In attesa che finalmente si possa ritornare a godere della bellezza delle opere d’arte dal vivo, tra corridoi e sale di musei, ritorna – naturalmente sempre in modalità virtuale – la singolare mostra “Imperatrici, matrone, liberte”, inaugurata nel novembre dell’anno scorso agli Uffizi e chiusa il giorno dopo l’apertura a cause delle ristrettezze legate all’emergenza Covid.
Vita breve, dunque, trasformata poi in un’altra modalità di fruizione che potesse rendere onore comunque a questa esposizione che non solo permette la conoscenza di una vasta parte della collezione archeologica custodita nel museo, ma restituisce uno spaccato, diverso dall’immagine tradizionale, del mondo delle donne romane.
Novità assoluta per gli Uffizi, relativamente alla modalità di fruizione di questa mostra, è quella di essere riusciti per la prima volta a digitalizzare completamente l’esposizione in alta definizione, permettendo anche di ingrandire le opere per osservarne i dettagli, visualizzare le didascalie e i testi esplicativi sia in italiano che in inglese e, grazie ad una nuova funzionalità, consultare le schede complete dell’opera conservate negli archivi.
Così direttamente da un tablet o da un cellulare è possibile fare un tour virtuale gratuito tra circa trenta opere provenienti sia dagli Uffizi che dal Museo Archeologico Nazionale di Firenze e dalla Biblioteca Nazionale Centrale legate alla figura della donna romana dell’età imperiale.
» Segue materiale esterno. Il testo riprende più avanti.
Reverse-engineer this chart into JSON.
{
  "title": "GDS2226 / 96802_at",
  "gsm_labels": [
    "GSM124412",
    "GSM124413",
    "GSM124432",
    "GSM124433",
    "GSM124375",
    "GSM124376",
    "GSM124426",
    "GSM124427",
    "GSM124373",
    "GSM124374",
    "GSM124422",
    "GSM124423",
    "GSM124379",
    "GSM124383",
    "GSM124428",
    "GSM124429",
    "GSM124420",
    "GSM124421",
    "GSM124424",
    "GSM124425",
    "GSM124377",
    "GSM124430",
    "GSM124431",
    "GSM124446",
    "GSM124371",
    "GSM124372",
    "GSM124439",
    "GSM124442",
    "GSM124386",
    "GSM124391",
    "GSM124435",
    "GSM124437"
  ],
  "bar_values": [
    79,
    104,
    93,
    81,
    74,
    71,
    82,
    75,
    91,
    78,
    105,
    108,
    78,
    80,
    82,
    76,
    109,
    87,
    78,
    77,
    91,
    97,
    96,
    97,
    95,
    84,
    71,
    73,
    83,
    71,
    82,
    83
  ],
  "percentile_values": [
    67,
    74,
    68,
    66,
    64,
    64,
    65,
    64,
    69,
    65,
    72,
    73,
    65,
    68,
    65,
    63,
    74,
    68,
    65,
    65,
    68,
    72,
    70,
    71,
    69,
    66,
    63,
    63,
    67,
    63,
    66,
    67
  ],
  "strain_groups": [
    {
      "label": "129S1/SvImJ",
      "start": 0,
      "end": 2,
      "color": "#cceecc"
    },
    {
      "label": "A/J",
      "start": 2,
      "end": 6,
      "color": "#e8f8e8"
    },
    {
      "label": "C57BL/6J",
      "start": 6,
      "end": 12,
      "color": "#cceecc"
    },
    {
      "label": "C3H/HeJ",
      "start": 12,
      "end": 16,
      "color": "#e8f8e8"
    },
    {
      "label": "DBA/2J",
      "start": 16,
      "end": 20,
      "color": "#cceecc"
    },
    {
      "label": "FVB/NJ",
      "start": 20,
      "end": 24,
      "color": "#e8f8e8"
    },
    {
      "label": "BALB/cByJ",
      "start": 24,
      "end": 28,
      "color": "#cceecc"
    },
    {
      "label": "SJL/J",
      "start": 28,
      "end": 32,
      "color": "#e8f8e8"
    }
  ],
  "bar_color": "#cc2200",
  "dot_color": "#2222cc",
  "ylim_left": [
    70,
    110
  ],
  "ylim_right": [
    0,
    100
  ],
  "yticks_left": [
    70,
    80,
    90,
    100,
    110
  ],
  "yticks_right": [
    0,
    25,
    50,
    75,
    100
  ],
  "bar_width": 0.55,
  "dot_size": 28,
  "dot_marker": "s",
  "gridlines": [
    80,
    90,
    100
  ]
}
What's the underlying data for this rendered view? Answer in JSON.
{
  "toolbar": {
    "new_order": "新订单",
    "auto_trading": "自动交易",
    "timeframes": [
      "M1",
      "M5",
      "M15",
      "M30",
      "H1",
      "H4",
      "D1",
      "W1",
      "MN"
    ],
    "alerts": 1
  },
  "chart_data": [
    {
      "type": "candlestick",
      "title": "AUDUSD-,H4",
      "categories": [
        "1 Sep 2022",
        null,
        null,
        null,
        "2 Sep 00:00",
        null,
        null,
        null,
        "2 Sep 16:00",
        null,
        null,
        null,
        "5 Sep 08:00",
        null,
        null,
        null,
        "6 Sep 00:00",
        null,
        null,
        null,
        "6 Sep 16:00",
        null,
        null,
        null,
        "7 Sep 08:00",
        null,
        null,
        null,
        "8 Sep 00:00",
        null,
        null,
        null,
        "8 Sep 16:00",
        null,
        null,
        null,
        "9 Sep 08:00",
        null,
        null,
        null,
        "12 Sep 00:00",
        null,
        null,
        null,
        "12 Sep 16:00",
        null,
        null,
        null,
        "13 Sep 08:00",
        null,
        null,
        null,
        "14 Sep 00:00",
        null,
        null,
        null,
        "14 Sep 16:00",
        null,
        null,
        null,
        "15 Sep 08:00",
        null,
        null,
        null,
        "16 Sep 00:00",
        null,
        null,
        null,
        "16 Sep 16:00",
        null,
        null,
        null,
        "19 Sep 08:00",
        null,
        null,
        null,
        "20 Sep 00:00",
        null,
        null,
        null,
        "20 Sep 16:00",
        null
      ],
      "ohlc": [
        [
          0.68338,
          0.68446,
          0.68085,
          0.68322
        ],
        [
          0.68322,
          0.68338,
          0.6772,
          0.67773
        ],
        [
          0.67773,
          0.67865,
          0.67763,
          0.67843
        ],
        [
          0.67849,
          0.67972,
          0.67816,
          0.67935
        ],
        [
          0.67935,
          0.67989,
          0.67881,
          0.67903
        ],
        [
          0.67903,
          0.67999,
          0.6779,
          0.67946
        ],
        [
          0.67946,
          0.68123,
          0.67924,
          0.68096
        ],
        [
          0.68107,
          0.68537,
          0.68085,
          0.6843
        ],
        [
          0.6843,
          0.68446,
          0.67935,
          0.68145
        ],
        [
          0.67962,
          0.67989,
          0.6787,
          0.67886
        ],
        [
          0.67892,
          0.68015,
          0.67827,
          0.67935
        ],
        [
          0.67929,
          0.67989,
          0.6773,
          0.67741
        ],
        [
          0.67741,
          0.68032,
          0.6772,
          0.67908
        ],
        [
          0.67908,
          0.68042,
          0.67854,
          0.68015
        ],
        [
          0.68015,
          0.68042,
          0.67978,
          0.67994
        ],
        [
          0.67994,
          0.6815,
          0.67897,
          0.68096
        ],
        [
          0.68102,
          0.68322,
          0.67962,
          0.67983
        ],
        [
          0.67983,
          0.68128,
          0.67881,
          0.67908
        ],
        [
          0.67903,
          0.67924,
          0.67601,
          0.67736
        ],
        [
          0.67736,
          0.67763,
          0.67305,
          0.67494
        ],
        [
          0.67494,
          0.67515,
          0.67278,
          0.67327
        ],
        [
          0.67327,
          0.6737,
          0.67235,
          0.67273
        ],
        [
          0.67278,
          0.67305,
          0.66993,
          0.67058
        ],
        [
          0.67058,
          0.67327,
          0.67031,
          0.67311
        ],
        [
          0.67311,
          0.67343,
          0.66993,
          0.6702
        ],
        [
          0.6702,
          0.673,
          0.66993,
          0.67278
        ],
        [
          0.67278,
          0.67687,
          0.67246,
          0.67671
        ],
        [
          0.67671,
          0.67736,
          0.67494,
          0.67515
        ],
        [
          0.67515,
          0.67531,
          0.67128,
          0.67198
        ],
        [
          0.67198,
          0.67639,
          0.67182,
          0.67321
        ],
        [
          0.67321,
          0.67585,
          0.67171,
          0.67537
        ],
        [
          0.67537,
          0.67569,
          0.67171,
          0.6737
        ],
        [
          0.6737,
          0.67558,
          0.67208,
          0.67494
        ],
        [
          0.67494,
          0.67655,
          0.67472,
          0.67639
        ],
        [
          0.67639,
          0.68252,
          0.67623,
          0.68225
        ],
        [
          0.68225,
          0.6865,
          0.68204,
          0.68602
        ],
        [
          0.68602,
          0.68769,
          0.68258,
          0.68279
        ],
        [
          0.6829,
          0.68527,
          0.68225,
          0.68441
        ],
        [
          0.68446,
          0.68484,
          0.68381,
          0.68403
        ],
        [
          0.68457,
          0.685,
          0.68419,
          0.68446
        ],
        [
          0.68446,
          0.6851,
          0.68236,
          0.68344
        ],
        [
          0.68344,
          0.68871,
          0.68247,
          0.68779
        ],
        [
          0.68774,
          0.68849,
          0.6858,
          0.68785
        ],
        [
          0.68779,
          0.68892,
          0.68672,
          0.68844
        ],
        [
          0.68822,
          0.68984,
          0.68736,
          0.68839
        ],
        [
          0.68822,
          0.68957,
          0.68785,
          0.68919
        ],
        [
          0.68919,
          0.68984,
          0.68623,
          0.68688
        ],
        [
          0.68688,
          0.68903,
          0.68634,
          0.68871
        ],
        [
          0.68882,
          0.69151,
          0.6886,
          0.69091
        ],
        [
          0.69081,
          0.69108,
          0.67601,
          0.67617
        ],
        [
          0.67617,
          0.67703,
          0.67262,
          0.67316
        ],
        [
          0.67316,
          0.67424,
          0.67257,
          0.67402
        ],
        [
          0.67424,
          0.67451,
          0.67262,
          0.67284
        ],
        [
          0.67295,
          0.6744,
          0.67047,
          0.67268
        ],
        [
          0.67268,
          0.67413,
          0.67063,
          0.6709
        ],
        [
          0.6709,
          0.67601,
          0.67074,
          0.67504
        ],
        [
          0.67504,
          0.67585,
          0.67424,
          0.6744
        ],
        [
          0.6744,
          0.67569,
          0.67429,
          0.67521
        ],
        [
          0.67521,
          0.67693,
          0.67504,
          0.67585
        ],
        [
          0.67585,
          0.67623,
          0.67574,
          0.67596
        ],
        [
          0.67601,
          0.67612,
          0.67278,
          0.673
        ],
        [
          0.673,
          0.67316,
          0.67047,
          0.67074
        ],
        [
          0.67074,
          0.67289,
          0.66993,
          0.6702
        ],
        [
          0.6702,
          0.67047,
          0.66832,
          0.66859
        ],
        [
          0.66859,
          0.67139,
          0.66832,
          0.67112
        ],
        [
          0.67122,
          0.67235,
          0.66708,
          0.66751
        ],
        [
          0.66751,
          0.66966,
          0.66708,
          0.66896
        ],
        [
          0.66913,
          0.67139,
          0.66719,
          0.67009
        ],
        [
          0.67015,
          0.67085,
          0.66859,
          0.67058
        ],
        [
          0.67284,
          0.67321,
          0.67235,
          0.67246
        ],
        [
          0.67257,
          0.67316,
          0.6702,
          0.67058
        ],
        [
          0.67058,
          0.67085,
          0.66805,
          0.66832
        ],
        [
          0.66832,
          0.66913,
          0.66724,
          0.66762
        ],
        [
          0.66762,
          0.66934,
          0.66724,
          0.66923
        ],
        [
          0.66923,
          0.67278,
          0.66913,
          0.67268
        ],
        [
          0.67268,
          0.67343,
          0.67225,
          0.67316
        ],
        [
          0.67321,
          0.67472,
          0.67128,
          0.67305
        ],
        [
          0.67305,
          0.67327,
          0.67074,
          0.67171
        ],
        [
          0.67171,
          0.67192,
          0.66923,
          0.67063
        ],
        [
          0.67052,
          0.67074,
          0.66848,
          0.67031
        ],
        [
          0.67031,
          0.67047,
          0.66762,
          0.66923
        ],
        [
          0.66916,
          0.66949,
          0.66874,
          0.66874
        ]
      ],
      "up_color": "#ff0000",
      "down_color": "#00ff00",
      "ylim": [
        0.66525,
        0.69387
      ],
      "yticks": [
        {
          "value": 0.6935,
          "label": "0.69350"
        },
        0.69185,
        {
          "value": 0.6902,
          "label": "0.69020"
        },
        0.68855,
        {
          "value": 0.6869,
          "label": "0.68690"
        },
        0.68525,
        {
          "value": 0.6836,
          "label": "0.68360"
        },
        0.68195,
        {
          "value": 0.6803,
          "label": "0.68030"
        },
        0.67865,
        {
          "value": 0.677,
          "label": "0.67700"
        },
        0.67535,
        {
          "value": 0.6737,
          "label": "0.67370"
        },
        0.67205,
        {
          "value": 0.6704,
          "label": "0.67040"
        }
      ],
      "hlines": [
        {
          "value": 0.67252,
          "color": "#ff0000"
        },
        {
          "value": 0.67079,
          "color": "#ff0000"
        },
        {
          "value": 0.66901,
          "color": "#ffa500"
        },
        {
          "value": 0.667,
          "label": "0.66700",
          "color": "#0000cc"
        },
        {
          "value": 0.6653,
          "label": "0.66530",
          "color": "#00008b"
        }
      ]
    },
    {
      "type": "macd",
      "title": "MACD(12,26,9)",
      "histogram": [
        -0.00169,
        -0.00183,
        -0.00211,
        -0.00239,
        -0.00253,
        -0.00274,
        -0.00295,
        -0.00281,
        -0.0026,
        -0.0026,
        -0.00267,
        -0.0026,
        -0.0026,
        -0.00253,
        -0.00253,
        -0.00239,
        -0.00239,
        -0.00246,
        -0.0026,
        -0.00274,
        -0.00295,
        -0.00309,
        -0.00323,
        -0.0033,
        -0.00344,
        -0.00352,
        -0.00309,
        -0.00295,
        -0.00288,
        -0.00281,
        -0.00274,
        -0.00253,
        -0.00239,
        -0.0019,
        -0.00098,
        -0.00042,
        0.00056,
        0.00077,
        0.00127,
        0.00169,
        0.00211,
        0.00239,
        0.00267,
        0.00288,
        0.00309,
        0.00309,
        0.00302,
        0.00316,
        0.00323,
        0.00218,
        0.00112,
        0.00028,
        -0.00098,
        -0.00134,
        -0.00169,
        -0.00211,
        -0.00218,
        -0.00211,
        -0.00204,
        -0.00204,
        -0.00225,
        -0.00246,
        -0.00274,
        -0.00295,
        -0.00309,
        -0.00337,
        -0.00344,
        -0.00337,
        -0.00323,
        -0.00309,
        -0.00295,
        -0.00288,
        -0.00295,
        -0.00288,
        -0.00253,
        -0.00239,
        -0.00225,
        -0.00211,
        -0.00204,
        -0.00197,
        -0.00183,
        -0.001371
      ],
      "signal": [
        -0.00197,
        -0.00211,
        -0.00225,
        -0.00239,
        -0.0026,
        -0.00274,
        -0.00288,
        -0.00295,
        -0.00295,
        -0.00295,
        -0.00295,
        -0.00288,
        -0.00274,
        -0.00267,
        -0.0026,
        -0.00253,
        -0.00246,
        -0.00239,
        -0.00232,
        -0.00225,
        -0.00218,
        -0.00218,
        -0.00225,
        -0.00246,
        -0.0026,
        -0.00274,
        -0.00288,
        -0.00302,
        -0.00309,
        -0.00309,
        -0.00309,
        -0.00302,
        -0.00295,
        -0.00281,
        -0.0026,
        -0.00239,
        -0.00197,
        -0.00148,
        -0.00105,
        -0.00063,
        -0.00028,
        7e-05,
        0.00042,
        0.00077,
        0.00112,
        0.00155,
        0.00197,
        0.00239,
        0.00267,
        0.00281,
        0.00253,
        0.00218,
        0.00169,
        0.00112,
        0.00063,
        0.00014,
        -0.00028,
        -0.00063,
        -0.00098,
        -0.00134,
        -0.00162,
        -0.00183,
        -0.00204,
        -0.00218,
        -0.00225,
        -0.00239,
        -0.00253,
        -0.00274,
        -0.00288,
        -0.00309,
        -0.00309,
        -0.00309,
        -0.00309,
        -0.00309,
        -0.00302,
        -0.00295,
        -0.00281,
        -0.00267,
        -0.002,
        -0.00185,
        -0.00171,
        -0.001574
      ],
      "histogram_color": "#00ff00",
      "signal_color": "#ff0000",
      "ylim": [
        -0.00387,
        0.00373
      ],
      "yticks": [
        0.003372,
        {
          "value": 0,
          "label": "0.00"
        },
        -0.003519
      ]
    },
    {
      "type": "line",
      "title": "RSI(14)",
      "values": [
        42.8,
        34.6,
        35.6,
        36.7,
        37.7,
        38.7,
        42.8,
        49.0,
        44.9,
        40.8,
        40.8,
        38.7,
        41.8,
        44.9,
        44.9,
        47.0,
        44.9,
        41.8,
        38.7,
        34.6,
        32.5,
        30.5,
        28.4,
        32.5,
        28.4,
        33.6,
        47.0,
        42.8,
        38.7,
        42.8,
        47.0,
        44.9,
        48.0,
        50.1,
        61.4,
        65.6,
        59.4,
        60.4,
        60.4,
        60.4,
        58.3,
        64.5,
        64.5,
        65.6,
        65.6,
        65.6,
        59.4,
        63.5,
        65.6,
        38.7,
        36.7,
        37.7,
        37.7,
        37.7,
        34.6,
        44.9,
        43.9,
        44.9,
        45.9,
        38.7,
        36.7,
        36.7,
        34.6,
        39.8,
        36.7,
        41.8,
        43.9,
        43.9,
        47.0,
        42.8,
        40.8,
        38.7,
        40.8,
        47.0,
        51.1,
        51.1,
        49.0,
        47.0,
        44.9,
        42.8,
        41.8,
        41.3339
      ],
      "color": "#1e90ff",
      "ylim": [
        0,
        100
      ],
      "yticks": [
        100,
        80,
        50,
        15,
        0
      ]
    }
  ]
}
Sono busti celebrativi, are funerarie, iscrizioni, statue, monete, disegni ognuno narranti una storia capace di svelare un altro volto della donna romana, tra segreti, battaglie di emancipazione, ruoli politici, vita quotidiana.
Tra modelli positivi e negativi di imperatrici e donne potenti e storie di vita quotidiana di matrone e liberte si può trovare una figura di emancipazione femminile e potere come quella di Pompeia Trebulla, potente matrona di Terracina, capace di restaurare a proprie spese il tempio dedicato a Tiberio e alla madre dell’imperatore e guadagnarsi così un posto d’onore, accanto ai nomi dei vari Augusti. Ma si può anche scoprire una storia come quella di Giunia Atte, prima schiava e poi liberta, sposata al suo padrone e da lui stesso maledetta dopo l’abbandono di lei in seguito alla morte della loro figlia.